Vertical software: a founder’s guide to success

This article was written in 2017. For our latest and updated iteration please read, “10 lessons from a decade of investing in vertical software.”

Brian Feinstein
Bessemer Venture Partners


A few years ago Bessemer published “The Industry Software Revolution”, a white-paper showcasing the fundamentals of and future opportunities in vertical software. Since then, the vertical software industry has continued to mature from a little-known underdog to a fast growing segment in the entrepreneurial ecosystem. In the past half decade, the market size for vertical SaaS businesses has nearly tripled to support numerous $1B+ businesses and a new wave of cloud players that’s kept us busy. To date, Bessemer has one of the largest vertical software portfolios in the venture business with 25+ investments across education, real estate, construction, healthcare and more.

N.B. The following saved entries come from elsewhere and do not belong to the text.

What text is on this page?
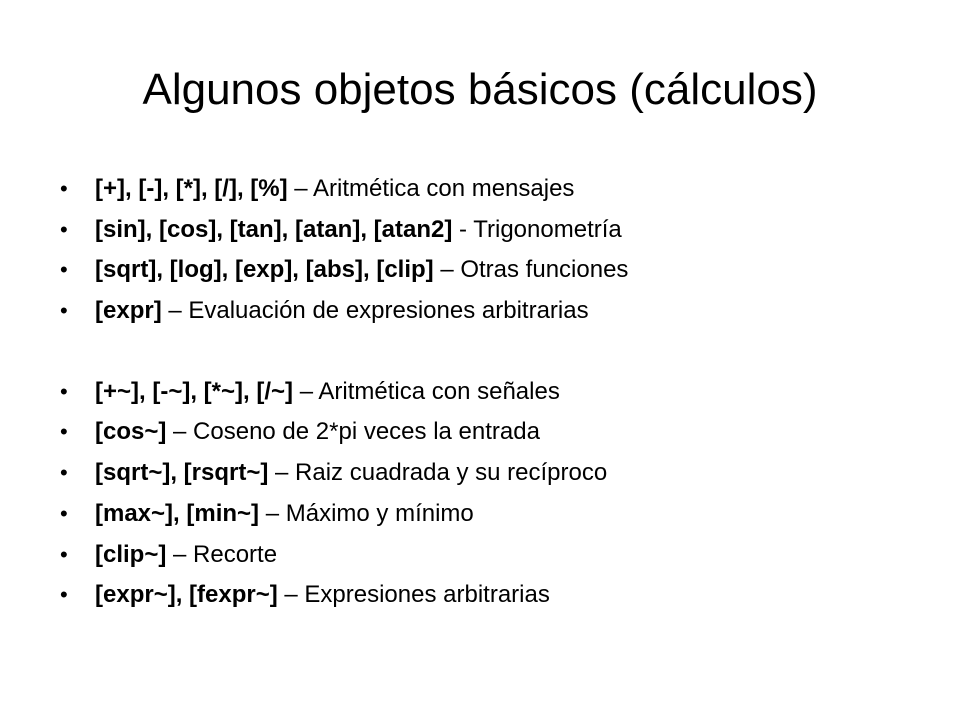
Algunos objetos básicos (cálculos)
•	[+], [-], [*], [/], [%] – Aritmética con mensajes
•	[sin], [cos], [tan], [atan], [atan2] - Trigonometría
•	[sqrt], [log], [exp], [abs], [clip] – Otras funciones
•	[expr] – Evaluación de expresiones arbitrarias
•	[+~], [-~], [*~], [/~] – Aritmética con señales
•	[cos~] – Coseno de 2*pi veces la entrada
•	[sqrt~], [rsqrt~] – Raiz cuadrada y su recíproco
•	[max~], [min~] – Máximo y mínimo
•	[clip~] – Recorte
•	[expr~], [fexpr~] – Expresiones arbitrarias
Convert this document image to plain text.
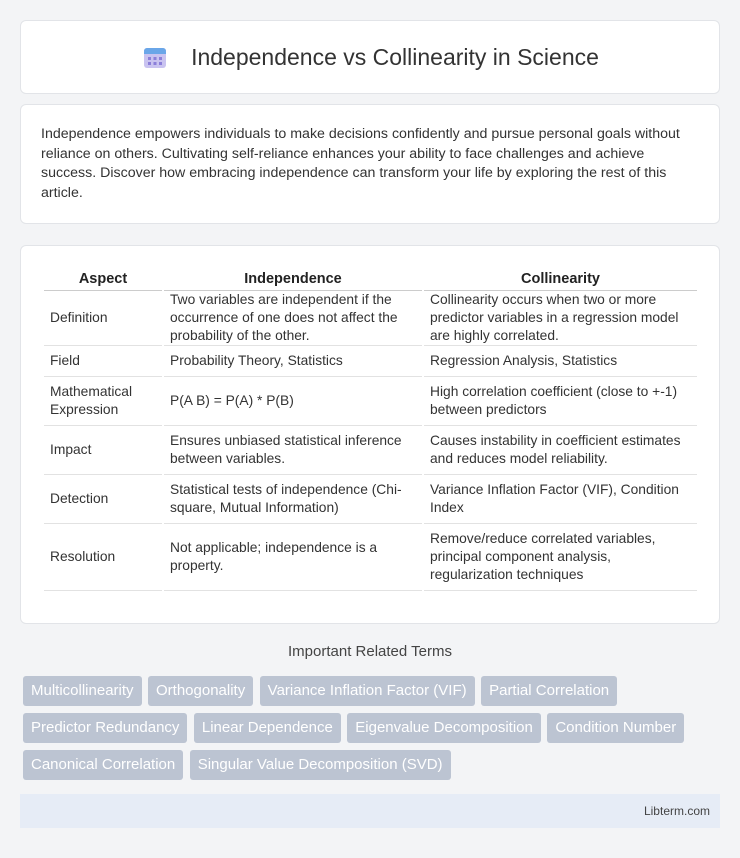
Independence vs Collinearity in Science

Independence empowers individuals to make decisions confidently and pursue personal goals without reliance on others. Cultivating self-reliance enhances your ability to face challenges and achieve success. Discover how embracing independence can transform your life by exploring the rest of this article.

Aspect	Independence	Collinearity
Definition	Two variables are independent if the occurrence of one does not affect the probability of the other.	Collinearity occurs when two or more predictor variables in a regression model are highly correlated.
Field	Probability Theory, Statistics	Regression Analysis, Statistics
Mathematical Expression	P(A B) = P(A) * P(B)	High correlation coefficient (close to +-1) between predictors
Impact	Ensures unbiased statistical inference between variables.	Causes instability in coefficient estimates and reduces model reliability.
Detection	Statistical tests of independence (Chi-square, Mutual Information)	Variance Inflation Factor (VIF), Condition Index
Resolution	Not applicable; independence is a property.	Remove/reduce correlated variables, principal component analysis, regularization techniques
Important Related Terms
Multicollinearity Orthogonality Variance Inflation Factor (VIF) Partial Correlation
Predictor Redundancy Linear Dependence Eigenvalue Decomposition Condition Number
Canonical Correlation Singular Value Decomposition (SVD)
Libterm.com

The prize for vertical software founders continues to get bigger. The industry has more than tripled since 2010.

Today, we’re publishing an updated report to reflect our continued enthusiasm for what is often considered a “small and sleepy” market. This time, we’ve built on learnings from past portfolio companies to provide a framework for new founders looking to build enduring vertical software.

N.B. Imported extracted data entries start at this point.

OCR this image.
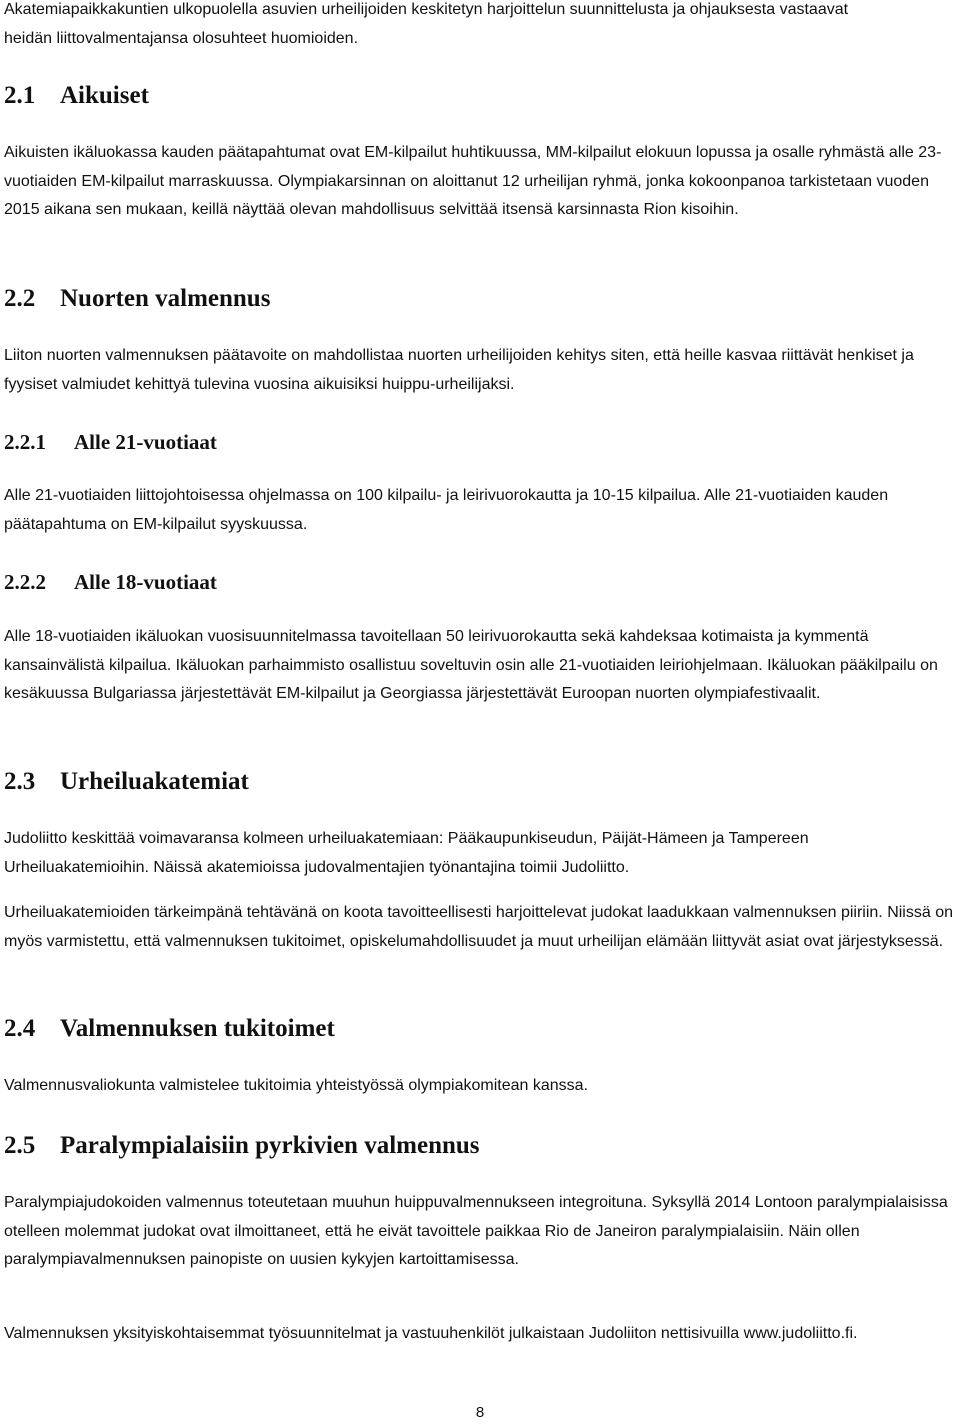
Akatemiapaikkakuntien ulkopuolella asuvien urheilijoiden keskitetyn harjoittelun suunnittelusta ja ohjauksesta vastaavat heidän liittovalmentajansa olosuhteet huomioiden.

2.1 Aikuiset

Aikuisten ikäluokassa kauden päätapahtumat ovat EM-kilpailut huhtikuussa, MM-kilpailut elokuun lopussa ja osalle ryhmästä alle 23-vuotiaiden EM-kilpailut marraskuussa. Olympiakarsinnan on aloittanut 12 urheilijan ryhmä, jonka kokoonpanoa tarkistetaan vuoden 2015 aikana sen mukaan, keillä näyttää olevan mahdollisuus selvittää itsensä karsinnasta Rion kisoihin.

2.2 Nuorten valmennus

Liiton nuorten valmennuksen päätavoite on mahdollistaa nuorten urheilijoiden kehitys siten, että heille kasvaa riittävät henkiset ja fyysiset valmiudet kehittyä tulevina vuosina aikuisiksi huippu-urheilijaksi.

2.2.1 Alle 21-vuotiaat

Alle 21-vuotiaiden liittojohtoisessa ohjelmassa on 100 kilpailu- ja leirivuorokautta ja 10-15 kilpailua. Alle 21-vuotiaiden kauden päätapahtuma on EM-kilpailut syyskuussa.

2.2.2 Alle 18-vuotiaat

Alle 18-vuotiaiden ikäluokan vuosisuunnitelmassa tavoitellaan 50 leirivuorokautta sekä kahdeksaa kotimaista ja kymmentä kansainvälistä kilpailua. Ikäluokan parhaimmisto osallistuu soveltuvin osin alle 21-vuotiaiden leiriohjelmaan. Ikäluokan pääkilpailu on kesäkuussa Bulgariassa järjestettävät EM-kilpailut ja Georgiassa järjestettävät Euroopan nuorten olympiafestivaalit.

2.3 Urheiluakatemiat

Judoliitto keskittää voimavaransa kolmeen urheiluakatemiaan: Pääkaupunkiseudun, Päijät-Hämeen ja Tampereen Urheiluakatemioihin. Näissä akatemioissa judovalmentajien työnantajina toimii Judoliitto.

Urheiluakatemioiden tärkeimpänä tehtävänä on koota tavoitteellisesti harjoittelevat judokat laadukkaan valmennuksen piiriin. Niissä on myös varmistettu, että valmennuksen tukitoimet, opiskelumahdollisuudet ja muut urheilijan elämään liittyvät asiat ovat järjestyksessä.

2.4 Valmennuksen tukitoimet

Valmennusvaliokunta valmistelee tukitoimia yhteistyössä olympiakomitean kanssa.

2.5 Paralympialaisiin pyrkivien valmennus

Paralympiajudokoiden valmennus toteutetaan muuhun huippuvalmennukseen integroituna. Syksyllä 2014 Lontoon paralympialaisissa otelleen molemmat judokat ovat ilmoittaneet, että he eivät tavoittele paikkaa Rio de Janeiron paralympialaisiin. Näin ollen paralympiavalmennuksen painopiste on uusien kykyjen kartoittamisessa.

Valmennuksen yksityiskohtaisemmat työsuunnitelmat ja vastuuhenkilöt julkaistaan Judoliiton nettisivuilla www.judoliitto.fi.

8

Here’s a taste of what you’ll find inside:

1. Why build vertical software? There are many reasons but we think this is a no-brainer due for three reasons. First, the total market cap for vertical software is big and getting bigger (now at $150B, with a “B”). Next, vertical software companies benefit from winner-take-most dynamics in their industries. Take Veeva, for example, which has eclipsed 60% market share in pharmaceutical CRM software. In vertical software, buyers buy what their peers are buying — enabling an early leader to pull away from the pack. Lastly, we think the exit opportunities for vertical SaaS have become more attractive in the past decade thanks to growing PE interest in software and an expansion in public vertical software multiples.

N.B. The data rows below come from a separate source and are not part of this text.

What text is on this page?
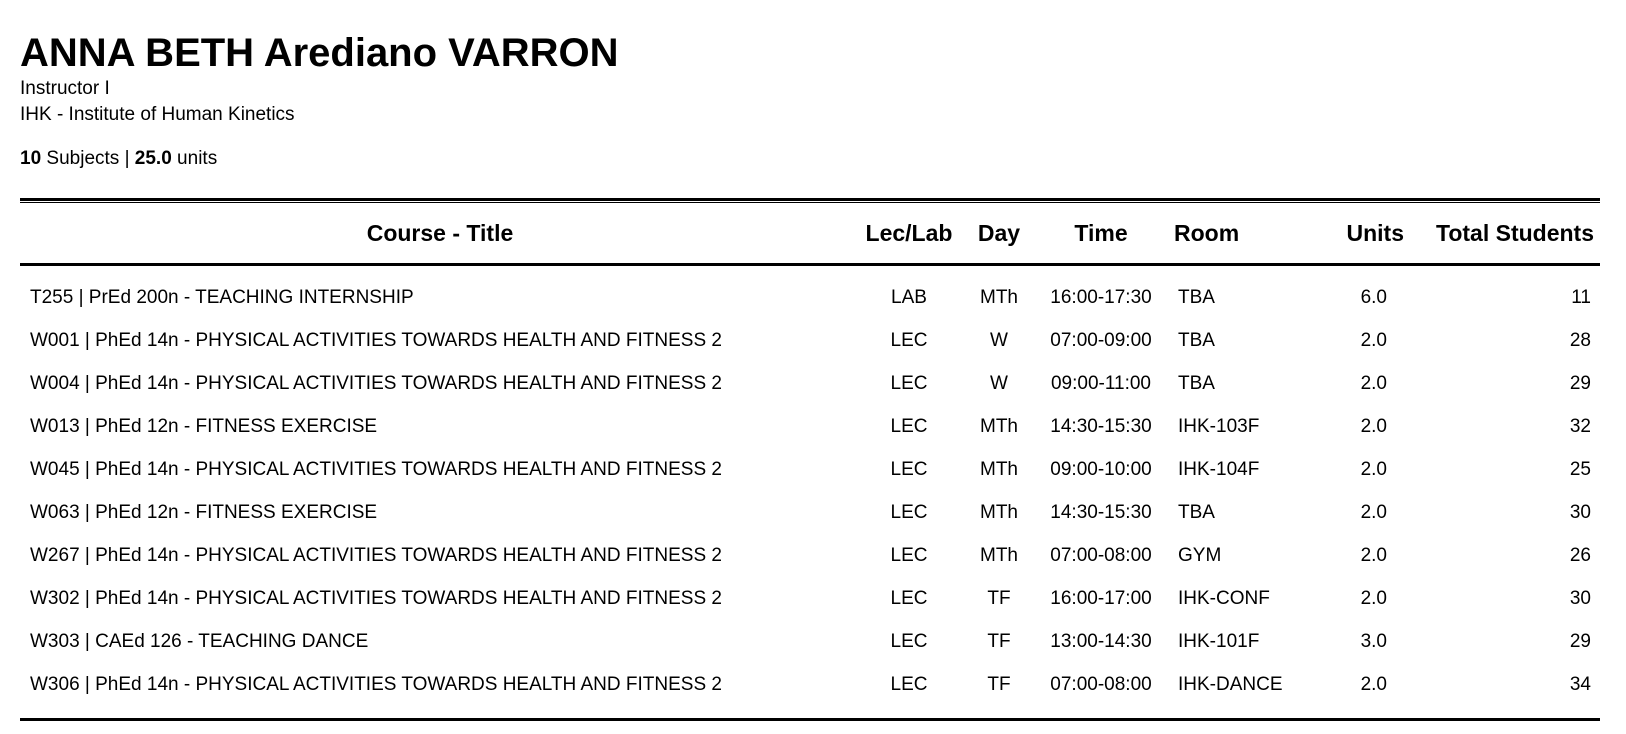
ANNA BETH Arediano VARRON
Instructor I
IHK - Institute of Human Kinetics
10 Subjects | 25.0 units
Course - Title	Lec/Lab	Day	Time	Room	Units	Total Students
T255 | PrEd 200n - TEACHING INTERNSHIP	LAB	MTh	16:00-17:30	TBA	6.0	11
W001 | PhEd 14n - PHYSICAL ACTIVITIES TOWARDS HEALTH AND FITNESS 2	LEC	W	07:00-09:00	TBA	2.0	28
W004 | PhEd 14n - PHYSICAL ACTIVITIES TOWARDS HEALTH AND FITNESS 2	LEC	W	09:00-11:00	TBA	2.0	29
W013 | PhEd 12n - FITNESS EXERCISE	LEC	MTh	14:30-15:30	IHK-103F	2.0	32
W045 | PhEd 14n - PHYSICAL ACTIVITIES TOWARDS HEALTH AND FITNESS 2	LEC	MTh	09:00-10:00	IHK-104F	2.0	25
W063 | PhEd 12n - FITNESS EXERCISE	LEC	MTh	14:30-15:30	TBA	2.0	30
W267 | PhEd 14n - PHYSICAL ACTIVITIES TOWARDS HEALTH AND FITNESS 2	LEC	MTh	07:00-08:00	GYM	2.0	26
W302 | PhEd 14n - PHYSICAL ACTIVITIES TOWARDS HEALTH AND FITNESS 2	LEC	TF	16:00-17:00	IHK-CONF	2.0	30
W303 | CAEd 126 - TEACHING DANCE	LEC	TF	13:00-14:30	IHK-101F	3.0	29
W306 | PhEd 14n - PHYSICAL ACTIVITIES TOWARDS HEALTH AND FITNESS 2	LEC	TF	07:00-08:00	IHK-DANCE	2.0	34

2. How to build a successful vertical software business?

  • Choose your markets wisely. The #1 reason we pass on vertical software companies is because we lack confidence in the total addressable market (TAM). Our advice to founders is to choose your market wisely and run towards areas where you have domain expertise and a shot at building a $100M+ ARR business.
  • Execute flawlessly. We lay out best practices in customer led development, scaling a sales and marketing team, and vertical software benchmarking data from amazing companies in and outside Bessemer’s portfolio.
  • Pursue multiple acts. The best vertical software founders capitalize on their market leadership to pursue “multiple acts” after they get to meaningful scale with their core product. We lay out a few of the second acts we’ve seen in the past, including M&A, cross-sale of complementary products, marketplace development, and integrated payments.

3. Where are the future opportunities? We’ve mapped out the market of incumbents and new cloud entrants across the largest industries in the world.